In his world, that dreadful world that he had discovered and dwelt in alone, the darkness was brighter than the daylight, and solitude more dangerous than a multitude of men. He dared not go into the light, he feared the shadows, and went trembling to his room and shuddered there as the hours of the night went by; shuddered and gabbled to himself his infernal rosary: "all right, all right, all right… splendid, splendid… that's the way, that's the way, that's the way, that's the way… yes, yes, yes… first rate, first rate… all right… one, one, one, one"—gabbled in a low mutter to keep himself from howling like a wild beast.

VI

It was somewhat in the manner of a wild beast that he beat and tore against the cage of his fate. Now and again it struck him as incredible. He would not believe that it was so. It was something that he would wake from, as he had waked from those nightmares that he remembered, for things did not really happen so. He could not believe it, he would not believe it. Or, if it were so indeed, then all these horrors must be happening to some other man into whose torments he had mysteriously entered. Or he had got into a book, into a tale which one read and shuddered at, but did not for one moment credit; all make-believe, it must be, and presumably everything would be all right again. And then the truth came down on him like a heavy hammer, and beat him down, and held him down—on the burning coals of his anguish.

Now and then he tried to reason with himself. He forced himself to be sensible, as he put it; not to give way, to think of his chances. After all, it was three weeks since he had got into the excursion train at Darnley, and he was still a free man, and every day of freedom made his chances better. These things often die down. There were lots of cases in which the police never got the man they were after. He lit his pipe and began to think things over quietly. It might be a good plan to give his landlady notice, and leave at the end of the week, and make for somewhere in South London, and try to get a job of some sort: that would help to put them off his track. He got up and looked thoughtfully out of the window; and caught his breath. There, outside the little newspaper shop opposite, was the bill of the evening paper: New Clue in Ledham Murder Mystery.

VII

The moment came at last. He never knew the exact means by which he was hunted down. As a matter of fact, a woman who knew him well happened to be standing outside Darnley station on the Excursion Day morning, and she had recognized him, in spite of his beardless chin. And then, at the other end, his landlady, on her way upstairs, had heard his mutterings and gabblings, though the voice was low. She was interested, and curious, and a little frightened, and wondered whether her lodger might be dangerous, and naturally she talked to her friends. So the story trickled down to the ears of the police, and the police asked about the date of the lodger's arrival. And there you were. And there was our nameless friend, drinking a good, hot cup of tea, and polishing off the bacon and eggs with rare appetite; in the cosy room with the cheerful paper; otherwise the Condemned Cell.

 

 

Munitions of War

(1915)

There was a thick fog, acrid and abominable, all over London when I set out for the West. And at the heart of the fog, as it were, was the shudder of the hard frost that made one think of those winters in Dickens that had seemed to have become fabulous. It was a day on which to hear in dreams the iron ring of the horses' hoofs on the Great North Road, to meditate on the old inns with blazing fires, the coach going onward into the darkness, into a frozen world.

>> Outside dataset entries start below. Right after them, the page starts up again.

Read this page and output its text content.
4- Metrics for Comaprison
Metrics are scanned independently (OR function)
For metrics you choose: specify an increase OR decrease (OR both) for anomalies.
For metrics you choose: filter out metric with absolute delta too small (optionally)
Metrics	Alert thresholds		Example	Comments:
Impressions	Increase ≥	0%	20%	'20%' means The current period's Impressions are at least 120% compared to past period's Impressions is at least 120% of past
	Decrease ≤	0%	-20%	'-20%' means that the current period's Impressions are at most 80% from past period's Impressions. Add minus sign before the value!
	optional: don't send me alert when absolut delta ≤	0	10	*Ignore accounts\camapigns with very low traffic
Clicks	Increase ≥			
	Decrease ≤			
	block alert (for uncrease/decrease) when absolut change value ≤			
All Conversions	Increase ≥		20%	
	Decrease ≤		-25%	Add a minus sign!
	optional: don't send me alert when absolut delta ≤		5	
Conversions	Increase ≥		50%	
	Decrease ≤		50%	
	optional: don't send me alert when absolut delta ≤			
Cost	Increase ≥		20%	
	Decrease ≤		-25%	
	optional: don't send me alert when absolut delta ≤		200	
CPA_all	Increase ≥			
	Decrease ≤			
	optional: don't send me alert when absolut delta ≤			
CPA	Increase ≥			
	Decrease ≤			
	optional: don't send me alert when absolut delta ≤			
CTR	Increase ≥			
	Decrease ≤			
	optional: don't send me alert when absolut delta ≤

A few miles out of London the fog lifted. The horizon was still vague in a purple mist of cold, but the sun shone brilliantly from a pale clear sky of blue, and all the earth was a magic of whiteness: white fields stretched to that dim violet mist far away, white hedges divided them, and the trees were all snowy white with the winter blossom of the frost. The train had been delayed a little by the thick fog about London; now it was rushing at a tremendous speed through this strange white world.

My business with the famous town in the West was to attempt to make some picture of it as it faced the stress of war, to find out whether it prospered or not. From what I had seen in other large towns, I expected to find it all of a bustle on the Saturday, its shops busy, its streets thronged and massed with people. Therefore, it was with no small astonishment that I found the atmosphere of Westpool wholly different from anything I had observed at Sheffield or Birmingham. Hardly anybody seemed to leave the train at the big station, and the broad road into the town wore a shy, barred-up air; it reminded one somewhat of the streets by which the traveller passes into forgotten places, little villages that once were great cities. I remember how in the town of my birth, Caerleon-on-Usk, the doctor's wife would leave the fire and run to the window if a step sounded in the main street outside; and strangely I was reminded of this as I walked from the Westpool station.